David Aubry : Heureusement, nous travaillons beaucoup avec le bouche-à-oreille, avec des clients qui nous connaissent. Des habitués demandent même à ce que ce soit telle personne de l’équipe de pose qui reviennent chez eux. Pour ces clients fidèles, la marque de la fenêtre importe peu. Ils nous font confiance dans le choix du produit et ils ne discutent pas souvent le prix, d’autant que nous sommes raisonnables ! C’est lors des recherches de nouvelle clientèle que nous sommes confrontés à des prospects qui veulent tout voir, tout toucher, tout comparer. Encore une fois, c’est un effet Internet… C’est si facile de cliquer sur un site de devis en ligne… Nous recevons des demandes de devis dans tous les sens,  en faire le tri devient pénible. Désormais j’évite cette cible de clients amenée par des sites de devis en ligne.

 

 

Mais vous, faites-vous aussi la même chose ? Vous fiez-vous entièrement à ce que propose votre négociant historique, ou allez-vous comparer et acheter sur internet ?

 

Arnaud Delaunay : Les négociants historiques existent-ils encore ? Pour le matériel courant, ce qui compte d’abord dans le choix d’un distributeur, c’est la proximité. Mais dans le cas d’un beau meuble de salle de bains, choisi par le particulier en salle d’exposition, c’est différent. Par principe je n’irai jamais voir ailleurs. Les hôtesses de la salle d’exposition ont « fait la vente », il est juste que leur travail commercial soit récompensé. En revanche, lorsque le client s’adresse directement à moi pour chiffrer un meuble ou une installation, je vais vers le mieux-disant.

 

David Aubry : Dans mon métier, nous n’achetons au négoce que les produits standards, sachant qu’en fenêtre, tout ou presque est sur mesure. On traite dans ce cas avec des industriels. Pour les matériaux tels que les isolants, je travaille avec deux ou trois négociants. L’un est plus fort sur telle famille de produits, l’autre sur telle autre, je vais chez chacun en fonction de cela. Et lorsque le volume du chantier est important, je mets les trois en concurrence.

 

Thierry Arnauld des Lions : Avant de devenir artisan j’ai été acheteur. Par habitude professionnelle, je n’ai pas de « fournisseur historique ». Il est pour moi naturel de comparer les prix sur un marché et de retenir le plus avantageux.
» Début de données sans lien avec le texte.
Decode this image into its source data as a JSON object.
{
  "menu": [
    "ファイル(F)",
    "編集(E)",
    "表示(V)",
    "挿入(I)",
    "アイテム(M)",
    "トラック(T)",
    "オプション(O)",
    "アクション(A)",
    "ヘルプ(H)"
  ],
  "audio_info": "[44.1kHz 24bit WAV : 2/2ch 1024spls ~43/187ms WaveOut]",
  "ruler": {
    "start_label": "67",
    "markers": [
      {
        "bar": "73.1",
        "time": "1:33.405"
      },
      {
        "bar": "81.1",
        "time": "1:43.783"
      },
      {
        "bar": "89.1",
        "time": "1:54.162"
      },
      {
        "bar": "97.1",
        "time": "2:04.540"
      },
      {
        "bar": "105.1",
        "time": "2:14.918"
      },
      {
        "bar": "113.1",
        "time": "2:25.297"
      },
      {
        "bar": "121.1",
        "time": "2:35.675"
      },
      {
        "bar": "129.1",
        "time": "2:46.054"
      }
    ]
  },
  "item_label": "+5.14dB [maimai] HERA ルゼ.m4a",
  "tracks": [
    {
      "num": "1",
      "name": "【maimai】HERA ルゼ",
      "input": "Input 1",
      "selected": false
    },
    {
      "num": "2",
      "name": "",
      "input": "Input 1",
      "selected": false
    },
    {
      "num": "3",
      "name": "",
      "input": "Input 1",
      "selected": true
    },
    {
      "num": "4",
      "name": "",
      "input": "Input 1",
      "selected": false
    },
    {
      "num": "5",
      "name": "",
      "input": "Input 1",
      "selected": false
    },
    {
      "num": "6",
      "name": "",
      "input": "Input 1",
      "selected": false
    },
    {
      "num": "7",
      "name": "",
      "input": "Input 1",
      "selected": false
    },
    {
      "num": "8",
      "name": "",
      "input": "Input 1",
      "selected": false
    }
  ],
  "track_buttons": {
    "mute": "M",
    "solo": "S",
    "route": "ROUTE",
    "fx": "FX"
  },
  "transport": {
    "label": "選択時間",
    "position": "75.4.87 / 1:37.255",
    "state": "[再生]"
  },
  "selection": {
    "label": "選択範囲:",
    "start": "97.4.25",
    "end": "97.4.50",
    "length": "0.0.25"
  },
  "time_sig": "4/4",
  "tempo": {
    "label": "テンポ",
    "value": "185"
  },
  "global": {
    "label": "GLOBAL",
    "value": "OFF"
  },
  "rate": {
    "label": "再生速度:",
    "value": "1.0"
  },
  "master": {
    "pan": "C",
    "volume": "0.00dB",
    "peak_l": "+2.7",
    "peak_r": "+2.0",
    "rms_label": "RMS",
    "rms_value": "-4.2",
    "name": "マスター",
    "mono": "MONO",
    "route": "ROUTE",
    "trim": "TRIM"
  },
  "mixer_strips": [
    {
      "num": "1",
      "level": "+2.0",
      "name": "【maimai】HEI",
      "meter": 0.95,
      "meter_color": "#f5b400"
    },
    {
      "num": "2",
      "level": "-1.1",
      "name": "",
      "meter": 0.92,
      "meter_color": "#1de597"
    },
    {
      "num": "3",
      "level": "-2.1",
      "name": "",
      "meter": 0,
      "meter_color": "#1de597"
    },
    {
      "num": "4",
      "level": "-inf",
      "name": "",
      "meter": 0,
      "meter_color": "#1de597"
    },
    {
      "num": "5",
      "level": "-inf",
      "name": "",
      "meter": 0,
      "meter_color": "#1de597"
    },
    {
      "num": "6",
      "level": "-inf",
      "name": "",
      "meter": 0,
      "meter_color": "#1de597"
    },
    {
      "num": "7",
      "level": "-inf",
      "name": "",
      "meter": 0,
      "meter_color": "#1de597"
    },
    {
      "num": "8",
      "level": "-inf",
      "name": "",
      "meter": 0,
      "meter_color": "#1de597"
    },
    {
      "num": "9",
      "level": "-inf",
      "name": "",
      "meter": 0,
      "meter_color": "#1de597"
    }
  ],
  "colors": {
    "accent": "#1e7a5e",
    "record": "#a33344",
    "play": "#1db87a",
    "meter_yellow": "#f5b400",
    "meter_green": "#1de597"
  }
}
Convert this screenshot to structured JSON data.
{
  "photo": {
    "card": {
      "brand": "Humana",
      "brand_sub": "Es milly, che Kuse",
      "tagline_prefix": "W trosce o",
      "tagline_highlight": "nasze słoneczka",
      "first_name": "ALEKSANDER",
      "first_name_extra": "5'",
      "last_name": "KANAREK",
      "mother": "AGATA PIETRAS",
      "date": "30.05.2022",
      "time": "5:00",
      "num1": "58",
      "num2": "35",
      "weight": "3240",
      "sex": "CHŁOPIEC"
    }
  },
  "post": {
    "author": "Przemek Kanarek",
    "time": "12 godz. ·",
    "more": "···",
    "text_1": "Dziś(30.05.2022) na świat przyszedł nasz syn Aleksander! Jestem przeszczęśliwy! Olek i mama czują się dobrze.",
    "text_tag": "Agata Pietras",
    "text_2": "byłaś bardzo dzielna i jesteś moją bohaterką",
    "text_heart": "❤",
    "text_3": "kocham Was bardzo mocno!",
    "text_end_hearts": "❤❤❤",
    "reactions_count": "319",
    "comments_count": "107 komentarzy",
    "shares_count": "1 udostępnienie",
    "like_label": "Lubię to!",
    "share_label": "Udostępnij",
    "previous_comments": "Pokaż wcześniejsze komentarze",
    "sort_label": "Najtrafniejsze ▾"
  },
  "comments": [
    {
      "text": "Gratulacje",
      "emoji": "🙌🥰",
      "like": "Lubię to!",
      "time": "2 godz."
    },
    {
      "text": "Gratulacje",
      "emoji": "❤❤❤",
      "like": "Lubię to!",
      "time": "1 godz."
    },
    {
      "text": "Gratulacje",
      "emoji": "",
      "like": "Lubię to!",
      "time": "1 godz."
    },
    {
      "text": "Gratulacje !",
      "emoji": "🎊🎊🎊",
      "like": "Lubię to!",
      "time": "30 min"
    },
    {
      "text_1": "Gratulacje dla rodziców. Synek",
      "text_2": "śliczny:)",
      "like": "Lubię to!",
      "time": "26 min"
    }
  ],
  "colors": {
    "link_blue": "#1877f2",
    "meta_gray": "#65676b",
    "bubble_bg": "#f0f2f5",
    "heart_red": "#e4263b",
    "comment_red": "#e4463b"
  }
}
Cependant, je dois dire que je travaille de manière privilégiée avec un négociant spécialisé en menuiserie que je trouve particulièrement bon. Mais face à un client final sur internet, je reconnais volontiers que j’y vais moi aussi et que j’y achète. C’est encore rare, mais il m’arrive même parfois de positionner mon offre d’emblée sur le prix le plus bas trouvé en ligne. Evidemment, dans ce cas je ne marge pas sur les fournitures, mais cela me permet de remporter l’affaire et évite les discussions sur le prix d’un produit qui serait beaucoup moins élevé sur internet.

 

« Sur ce qui est local ou pas, les choses changent vite »

 

Qu’inspirent au négoce ces constats des artisans ?

 

Tamara Bedjikian : C’est un constat que nous, négociants, avons dressé depuis longtemps : les artisans sont confrontés à un marché de plus en plus rude, notamment par le fait du Web, et leur exigence se renforce sur tous les plans.  

 

Jean-Michel Renaudin (Lariviere) : Ces évolutions concernent encore peu la couverture. L’exposition à la concurrence internet est encore faible, sauf...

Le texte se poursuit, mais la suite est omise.